The Theory of Poker by David Sklansky
Last updated: May 23, 2026
The Theory of Poker by David Sklansky is the most cited theory book in poker history. First published in 1978 as 'Sklansky on Poker Theory' and expanded into its definitive 28-chapter form in 1987 by Two Plus Two Publishing, the book introduced the Fundamental Theorem of Poker — the principle that you gain every time you play your hand as you would with full knowledge of your opponents' cards, and lose every time you deviate. Sklansky, a Caltech-educated mathematician, also coined or formalized effective odds (now pot odds), implied odds, reverse implied odds, the mathematical framework for bluffing, slowplaying theory, and position value. The book has 30+ editions/reprints and is still required reading before any modern GTO study, despite pre-dating solver-era equilibrium theory by roughly 25 years. Most working pros recommend it before tackling Super/System.
Definitions
Frequently Asked Questions
What is the Fundamental Theorem of Poker?
Sklansky's central thesis: 'Every time you play your hand the way you would if you could see your opponents' cards, you gain. And every time you play your hand differently from the way you would have played it if you could see their cards, they gain.' It frames poker as a battle of decisions made under hidden information — every deviation from what you'd do with perfect knowledge is, in expectation, a leak. Critically, the theorem applies to heads-up situations and breaks down somewhat in multi-way pots (Sklansky acknowledged this).
Is The Theory of Poker still relevant in the GTO era?

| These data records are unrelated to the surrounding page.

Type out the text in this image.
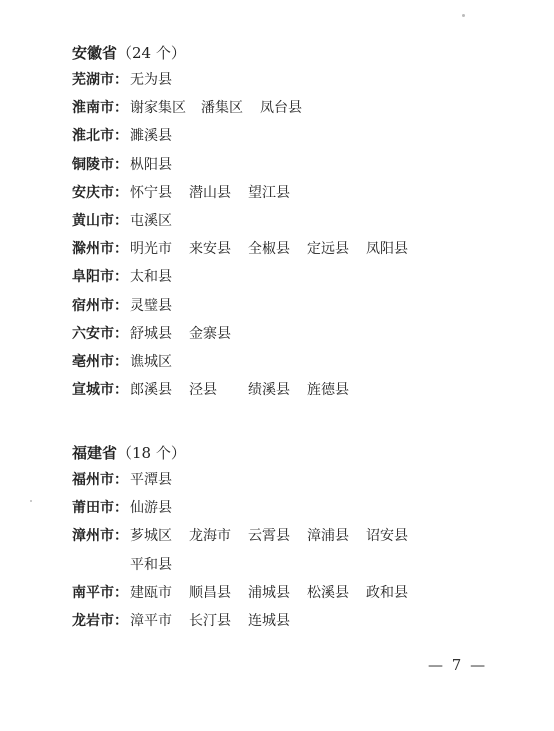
安徽省（24 个）
芜湖市： 无为县
淮南市： 谢家集区 潘集区 凤台县
淮北市： 濉溪县
铜陵市： 枞阳县
安庆市： 怀宁县 潜山县 望江县
黄山市： 屯溪区
滁州市： 明光市 来安县 全椒县 定远县 凤阳县
阜阳市： 太和县
宿州市： 灵璧县
六安市： 舒城县 金寨县
亳州市： 谯城区
宣城市： 郎溪县 泾县 绩溪县 旌德县
福建省（18 个）
福州市： 平潭县
莆田市： 仙游县
漳州市： 芗城区 龙海市 云霄县 漳浦县 诏安县
平和县
南平市： 建瓯市 顺昌县 浦城县 松溪县 政和县
龙岩市： 漳平市 长汀县 连城县
— 7 —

Yes — but with caveats. The book pre-dates Game Theory Optimal solvers (which emerged 2014+) so its strategic prescriptions are exploitative rather than equilibrium-based. However, the core mathematical concepts — pot odds, implied odds, effective odds, EV thinking, position value — remain foundational to GTO study itself. Modern theorists like Matthew Janda and Will Tipton built directly on Sklansky's framework. Most pros recommend reading it before tackling solver work.
Should I read Theory of Poker or Super/System first?
Theory of Poker first. Sklansky's book teaches the universal mathematical principles underlying all poker variants — it's roughly 80% theory, 20% application. Doyle Brunson's Super/System (1979) is more about specific game strategies (no-limit hold'em, seven-card stud, lowball) at high stakes. Theory provides the lens; Super/System provides the war stories. Sklansky himself contributed a chapter to Super/System.
Who is David Sklansky?
American poker theorist and author born September 22, 1947. Caltech-educated mathematician (also studied at Penn). Co-founded Two Plus Two Publishing with Mason Malmuth in the 1980s. Author of 13+ poker books including 'Hold'em Poker', 'Hold'em Poker for Advanced Players' (with Malmuth), and 'Tournament Poker for Advanced Players.' Known for the 'Sklansky Bucks' EV concept and Sklansky-Karlson hand rankings. Reclusive — rarely gives interviews despite being one of poker's most influential theorists.
What concepts did Sklansky introduce in this book?
Many ideas now considered poker canon: effective odds (modern pot odds), implied odds (future bets you can win), reverse implied odds (future bets you'll lose when behind), position theory, the mathematical framework for bluffing (optimal bluff frequency), slowplaying and check-raising as deception strategy, and pre-flop hand ranking systems. The 28-chapter book is structured as a unified theoretical framework — every chapter builds on the Fundamental Theorem.